LIFESTYLE

Novant’anni di viaggi con La Settimana Enigmistica

Ha passato intere giornate in campagna, al mare, e ha viaggiato forse più di chiunque altro. Zaino, borsa o trolley. Lo spazio per lei c’è sempre.

Una compagna di viaggio ideale. Anzi, la compagna per eccellenza. Salvo che ti dicano: «Mi dispiace, è terminata». O che il tour cominci all’alba o di sera, quando le edicole sono già chiuse, e tu non sia stato così previdente da procurartela in anticipo.

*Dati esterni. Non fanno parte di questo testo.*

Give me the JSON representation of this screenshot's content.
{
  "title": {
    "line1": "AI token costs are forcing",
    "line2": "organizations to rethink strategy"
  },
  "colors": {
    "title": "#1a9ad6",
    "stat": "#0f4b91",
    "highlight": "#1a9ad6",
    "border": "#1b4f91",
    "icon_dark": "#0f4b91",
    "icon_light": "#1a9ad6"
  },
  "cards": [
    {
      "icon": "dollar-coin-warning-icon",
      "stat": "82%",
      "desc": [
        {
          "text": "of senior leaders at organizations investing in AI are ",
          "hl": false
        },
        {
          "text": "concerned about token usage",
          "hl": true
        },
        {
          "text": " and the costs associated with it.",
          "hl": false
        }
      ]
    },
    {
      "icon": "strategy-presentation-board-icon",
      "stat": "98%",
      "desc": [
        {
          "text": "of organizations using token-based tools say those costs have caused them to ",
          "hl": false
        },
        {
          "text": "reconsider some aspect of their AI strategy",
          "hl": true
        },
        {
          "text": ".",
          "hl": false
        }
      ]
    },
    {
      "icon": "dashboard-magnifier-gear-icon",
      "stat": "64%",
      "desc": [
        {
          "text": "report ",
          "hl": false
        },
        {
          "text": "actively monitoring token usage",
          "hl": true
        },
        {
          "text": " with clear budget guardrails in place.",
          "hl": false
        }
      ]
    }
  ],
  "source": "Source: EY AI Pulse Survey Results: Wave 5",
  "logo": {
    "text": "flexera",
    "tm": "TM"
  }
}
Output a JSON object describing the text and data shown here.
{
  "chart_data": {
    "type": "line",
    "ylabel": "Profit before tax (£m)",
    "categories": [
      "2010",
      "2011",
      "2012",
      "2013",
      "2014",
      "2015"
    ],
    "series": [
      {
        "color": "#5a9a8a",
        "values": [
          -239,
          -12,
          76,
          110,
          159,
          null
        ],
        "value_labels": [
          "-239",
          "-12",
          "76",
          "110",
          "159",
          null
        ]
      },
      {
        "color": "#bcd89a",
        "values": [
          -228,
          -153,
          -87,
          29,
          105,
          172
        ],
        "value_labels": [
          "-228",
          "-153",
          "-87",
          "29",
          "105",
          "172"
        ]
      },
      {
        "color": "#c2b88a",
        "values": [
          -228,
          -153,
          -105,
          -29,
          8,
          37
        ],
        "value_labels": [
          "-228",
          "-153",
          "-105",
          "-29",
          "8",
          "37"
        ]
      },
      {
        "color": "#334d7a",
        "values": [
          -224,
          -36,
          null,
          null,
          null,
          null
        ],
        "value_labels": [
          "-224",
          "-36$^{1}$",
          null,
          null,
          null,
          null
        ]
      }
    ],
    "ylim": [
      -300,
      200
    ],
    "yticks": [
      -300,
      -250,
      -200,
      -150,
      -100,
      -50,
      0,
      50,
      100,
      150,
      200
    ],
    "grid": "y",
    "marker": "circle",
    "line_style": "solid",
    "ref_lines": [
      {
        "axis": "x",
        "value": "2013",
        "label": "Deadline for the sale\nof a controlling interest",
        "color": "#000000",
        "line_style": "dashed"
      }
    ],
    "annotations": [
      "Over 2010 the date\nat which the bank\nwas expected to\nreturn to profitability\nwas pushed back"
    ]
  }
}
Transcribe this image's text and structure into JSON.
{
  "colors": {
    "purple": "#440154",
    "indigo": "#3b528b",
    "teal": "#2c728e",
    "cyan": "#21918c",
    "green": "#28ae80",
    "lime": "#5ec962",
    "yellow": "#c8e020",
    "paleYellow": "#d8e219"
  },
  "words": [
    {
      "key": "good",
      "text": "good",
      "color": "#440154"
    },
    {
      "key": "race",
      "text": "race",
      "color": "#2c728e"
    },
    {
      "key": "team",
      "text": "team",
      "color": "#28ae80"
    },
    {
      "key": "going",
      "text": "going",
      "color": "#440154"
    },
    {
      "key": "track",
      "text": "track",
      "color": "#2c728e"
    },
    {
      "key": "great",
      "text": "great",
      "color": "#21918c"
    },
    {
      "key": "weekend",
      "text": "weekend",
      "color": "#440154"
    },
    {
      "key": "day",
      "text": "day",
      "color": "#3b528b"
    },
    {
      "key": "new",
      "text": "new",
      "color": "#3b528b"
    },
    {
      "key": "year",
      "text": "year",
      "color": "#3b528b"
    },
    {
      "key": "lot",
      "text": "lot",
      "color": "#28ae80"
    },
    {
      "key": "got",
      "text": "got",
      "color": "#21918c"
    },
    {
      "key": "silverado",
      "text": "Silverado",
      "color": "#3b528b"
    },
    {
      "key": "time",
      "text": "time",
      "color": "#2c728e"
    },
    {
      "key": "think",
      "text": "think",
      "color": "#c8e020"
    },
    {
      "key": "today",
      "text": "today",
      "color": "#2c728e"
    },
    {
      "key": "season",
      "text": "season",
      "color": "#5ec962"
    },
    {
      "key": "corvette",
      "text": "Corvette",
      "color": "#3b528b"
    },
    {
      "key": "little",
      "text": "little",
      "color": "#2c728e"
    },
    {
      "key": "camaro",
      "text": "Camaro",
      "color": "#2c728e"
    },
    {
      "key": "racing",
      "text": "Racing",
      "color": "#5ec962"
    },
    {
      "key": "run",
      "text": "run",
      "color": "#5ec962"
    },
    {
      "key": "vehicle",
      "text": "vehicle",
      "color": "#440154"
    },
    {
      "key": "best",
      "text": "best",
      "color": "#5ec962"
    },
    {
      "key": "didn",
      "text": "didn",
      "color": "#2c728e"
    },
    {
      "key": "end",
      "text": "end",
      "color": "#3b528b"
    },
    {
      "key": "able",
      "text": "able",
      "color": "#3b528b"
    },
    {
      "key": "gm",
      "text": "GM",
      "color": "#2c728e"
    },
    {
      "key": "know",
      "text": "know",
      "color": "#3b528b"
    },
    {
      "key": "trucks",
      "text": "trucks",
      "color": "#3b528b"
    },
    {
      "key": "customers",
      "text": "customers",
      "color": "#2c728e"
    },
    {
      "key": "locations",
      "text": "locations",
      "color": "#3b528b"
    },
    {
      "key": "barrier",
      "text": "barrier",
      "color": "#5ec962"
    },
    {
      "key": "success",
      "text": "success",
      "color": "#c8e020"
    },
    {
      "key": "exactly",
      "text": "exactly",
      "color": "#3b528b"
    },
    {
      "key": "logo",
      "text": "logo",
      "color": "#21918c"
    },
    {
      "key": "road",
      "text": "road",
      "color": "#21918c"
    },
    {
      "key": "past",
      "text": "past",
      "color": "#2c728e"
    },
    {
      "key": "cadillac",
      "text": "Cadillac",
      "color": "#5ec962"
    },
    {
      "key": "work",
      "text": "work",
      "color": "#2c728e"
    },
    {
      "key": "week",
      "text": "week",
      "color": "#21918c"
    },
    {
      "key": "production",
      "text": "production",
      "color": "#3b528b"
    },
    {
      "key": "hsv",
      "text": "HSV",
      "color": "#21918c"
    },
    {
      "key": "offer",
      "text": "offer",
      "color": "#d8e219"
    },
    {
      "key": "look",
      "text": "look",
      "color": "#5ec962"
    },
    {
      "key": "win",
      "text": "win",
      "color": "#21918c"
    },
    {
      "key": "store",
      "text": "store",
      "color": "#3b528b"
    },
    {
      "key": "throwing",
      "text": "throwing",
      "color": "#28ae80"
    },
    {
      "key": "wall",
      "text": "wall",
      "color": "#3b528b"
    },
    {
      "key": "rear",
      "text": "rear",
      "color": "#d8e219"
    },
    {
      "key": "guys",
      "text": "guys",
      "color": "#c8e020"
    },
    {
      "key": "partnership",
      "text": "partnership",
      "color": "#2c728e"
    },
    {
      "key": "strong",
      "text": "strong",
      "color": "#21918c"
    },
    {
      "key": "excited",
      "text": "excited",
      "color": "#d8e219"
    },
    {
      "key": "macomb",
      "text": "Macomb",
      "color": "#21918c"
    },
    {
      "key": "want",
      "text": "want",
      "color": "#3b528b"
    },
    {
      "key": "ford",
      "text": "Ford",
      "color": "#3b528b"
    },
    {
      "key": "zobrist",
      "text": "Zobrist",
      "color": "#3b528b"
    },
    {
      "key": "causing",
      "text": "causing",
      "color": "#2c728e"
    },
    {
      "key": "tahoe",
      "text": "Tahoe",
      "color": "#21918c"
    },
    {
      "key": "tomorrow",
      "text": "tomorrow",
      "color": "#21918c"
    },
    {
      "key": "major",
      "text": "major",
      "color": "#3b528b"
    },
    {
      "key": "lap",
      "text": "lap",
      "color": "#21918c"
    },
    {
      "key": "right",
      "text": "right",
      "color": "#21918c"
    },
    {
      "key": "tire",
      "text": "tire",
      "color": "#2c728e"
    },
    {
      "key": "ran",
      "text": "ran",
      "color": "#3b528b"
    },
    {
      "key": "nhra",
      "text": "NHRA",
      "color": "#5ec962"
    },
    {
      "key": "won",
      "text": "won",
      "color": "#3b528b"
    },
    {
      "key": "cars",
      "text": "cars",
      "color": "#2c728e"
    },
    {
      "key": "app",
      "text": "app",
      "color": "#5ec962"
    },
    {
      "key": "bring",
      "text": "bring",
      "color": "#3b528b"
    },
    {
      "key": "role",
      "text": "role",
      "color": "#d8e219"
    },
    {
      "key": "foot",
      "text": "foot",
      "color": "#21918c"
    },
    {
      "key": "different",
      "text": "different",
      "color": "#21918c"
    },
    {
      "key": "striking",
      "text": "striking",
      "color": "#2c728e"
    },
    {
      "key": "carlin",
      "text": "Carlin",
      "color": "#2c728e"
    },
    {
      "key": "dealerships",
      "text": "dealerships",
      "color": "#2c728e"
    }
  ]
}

La Settimana Enigmistica ha appena passato i 90 anni, ha i tratti pressoché immutati ed è più in forma che mai.

Aperta le prime volte da bambina, per emulazione. Un gioco da grandi, sembrava. Dagli adulti una concessione non proprio soddisfacente: «Puoi unire i puntini», «Ci sono da colorare gli spazi», «Vediamo se trovi le differenze!». E invece un unico grande obiettivo: le parole crociate. Le lettere che si incrociano, si incastrano, coincidono, riempiono lo schema.

E anche rebus, cornici concentriche, crittografate, zeppe, lucchetti e sciarade, palindromi, curiosità.

Finisce nello zainetto delle scampagnate con gli amici, nella borsa da mare. «L’hai portata, vero?» e da lì capannelli tra chi scherza e chi si impegna a risolvere l’enigma. E quei cari assembramenti che all’epoca mai e poi mai avremmo definito così.

E se ce n’era più di una, ecco le sfide. «Vediamo chi finisce prima il cruciverba», e «No, dai, Bartezzaghi è troppo difficile», oppure «Non vale, ti stai facendo aiutare».

Poi il decollo. Sì, anche in aereo, e qualche volta in nave. Ma in treno soprattutto, per l’Italia in lungo e in largo. Compagna di viaggio più di un libro, in gara solo con il panorama. Per anni di viaggi, prima essenzialmente leisure. Poi anche business.

In qualche occasione è approdata addirittura alle fiere del turismo: in partenza da Roma, sul treno per Milano, Napoli o Rimini. Quando si tratta di esplorare lei non si tira mai indietro. Tanto da essere entrata a far parte di un personalissimo rituale di viaggio.

La Settimana Enigmistica pare abbia sempre saputo quale sarebbe stato il suo destino. Tanto da prevedere la rubrica fissa – sempre parole crociate – “Una gita a…?” e foto a corredo della destinazione.